No seu press release podemos ler “A convite do blog BranMorrighan, compôs a sua primeira música a solo com o título “Eternos São Os Corvos“, disponibilizada no início de 2019 no bandcamp da mixtape comemorativa do seu 10o aniversário.”
É claro que este post não é sobre mim, ou sobre o blogue, mas dado o teor pessoal do mesmo não podia deixar de me sentir tão sortuda, orgulhosa e privilegiada por o BranMorrighan me ter proporcionado conhecer artistas como o João Vairinhos. Conheci-o após um concerto de LÖBO, mas também o poderia ter conhecido num concerto de Ricardo Remédio, Wildnorth, entre outros.
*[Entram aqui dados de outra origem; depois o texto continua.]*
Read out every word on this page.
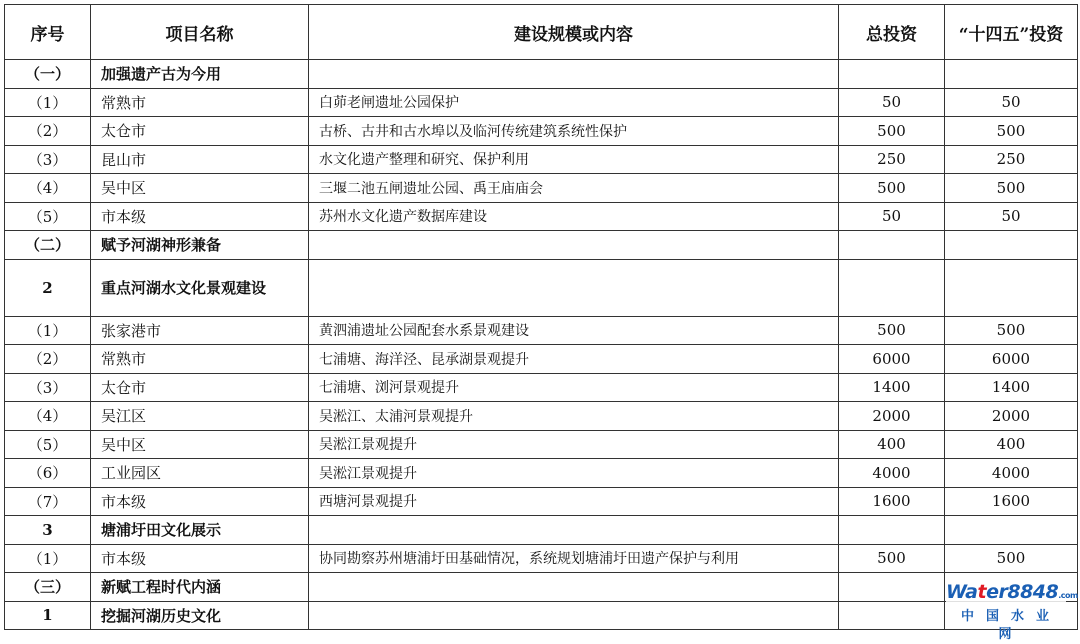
序号	项目名称	建设规模或内容	总投资	“十四五”投资
（一）	加强遗产古为今用			
（1）	常熟市	白茆老闸遗址公园保护	50	50
（2）	太仓市	古桥、古井和古水埠以及临河传统建筑系统性保护	500	500
（3）	昆山市	水文化遗产整理和研究、保护利用	250	250
（4）	吴中区	三堰二池五闸遗址公园、禹王庙庙会	500	500
（5）	市本级	苏州水文化遗产数据库建设	50	50
（二）	赋予河湖神形兼备			
2	重点河湖水文化景观建设			
（1）	张家港市	黄泗浦遗址公园配套水系景观建设	500	500
（2）	常熟市	七浦塘、海洋泾、昆承湖景观提升	6000	6000
（3）	太仓市	七浦塘、浏河景观提升	1400	1400
（4）	吴江区	吴淞江、太浦河景观提升	2000	2000
（5）	吴中区	吴淞江景观提升	400	400
（6）	工业园区	吴淞江景观提升	4000	4000
（7）	市本级	西塘河景观提升	1600	1600
3	塘浦圩田文化展示			
（1）	市本级	协同勘察苏州塘浦圩田基础情况，系统规划塘浦圩田遗产保护与利用	500	500
（三）	新赋工程时代内涵			
1	挖掘河湖历史文化			
Water8848.com
中国水业网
A sua história com a música é longa.
E esta é uma das características mais evidentes do João Vairinhos – a sua elasticidade em participar em projectos com características super diferentes, mas aos quais ele empresta a sua alma de forma discreta, porém visceral. Porque para alguns artistas só há uma forma de dar, que é dar tudo. E ele é assim.
Falemos de “Vala Comum”, o seu single de avanço ao EP que se chamará Vénia. Não deveria ser preciso, pelo menos para os leitores assíduos, mas deixo a salvaguarda que tudo o que vou dizer daqui para a frente é uma interpretação muito pessoal. Como sempre.
E tenho de começar por dizer que esta não é uma viagem rotineira, não é mais uma composição que ouvimos e que passa. É uma viagem que nos tira do nosso sítio, que nos desassossega, que exige uma entrega sincera por parte de quem ouve. O ouvinte terá de se abrir para o tema e enfrentar as suas próprias sombras interiores, os seus receios, as suas vulnerabilidades. A experiência sonora toca nos nossos filamentos mais viscerais, provocando-nos e alienando-nos ao mesmo tempo. Uma alienação que poderá ter gosto a salvação ou a condenação, dependendo do torpor interior.
O vídeo que o acompanha, uma narrativa visual criada por Mariana Vilhena, aprofunda este percurso incerto reforçando os pontos fortes da composição. A evolução de “Vala Comum” é inquietante. Começa forte, com a sua percussão rimbombante no nosso peito e o uso de repetição de ritmos fortes e metamórficos como forma de movimento. Estamos a chegar a meio do tema quando se dá um aparente romper com o que até ali testemunhámos.
A partir desse momento existe um amortecimento, um sentimento de levitação e um etéreo que nos envolve e que evolui quase de forma poética, persistindo toda a energia noir que nos agarrou desde o início e que nunca nos deixa sentir completamente confortáveis, embora nos pareça tão familiar. No final da viagem somos outro e somos o mesmo, ao mesmo tempo.
Ter amigos que são. E ter amigos que respeitamos tanto que mesmo sem andar motivada para escrever no blogue, não podia não o fazer. Porque a gratidão é uma coisa bonita, tal como a admiração. Espero que os meus leitores que não estejam acostumados a este tipo de paisagens sonoras se permitam experienciar algo diferente. A inspiração que tantas vezes precisamos, ou até mesmo aquele sentimento de empatia e espelho emocional, que é tão bem-vindo, pode sempre chegar de onde menos se espera. Obrigada, João. Uma Vénia a ti e que o teu EP chegue rápido.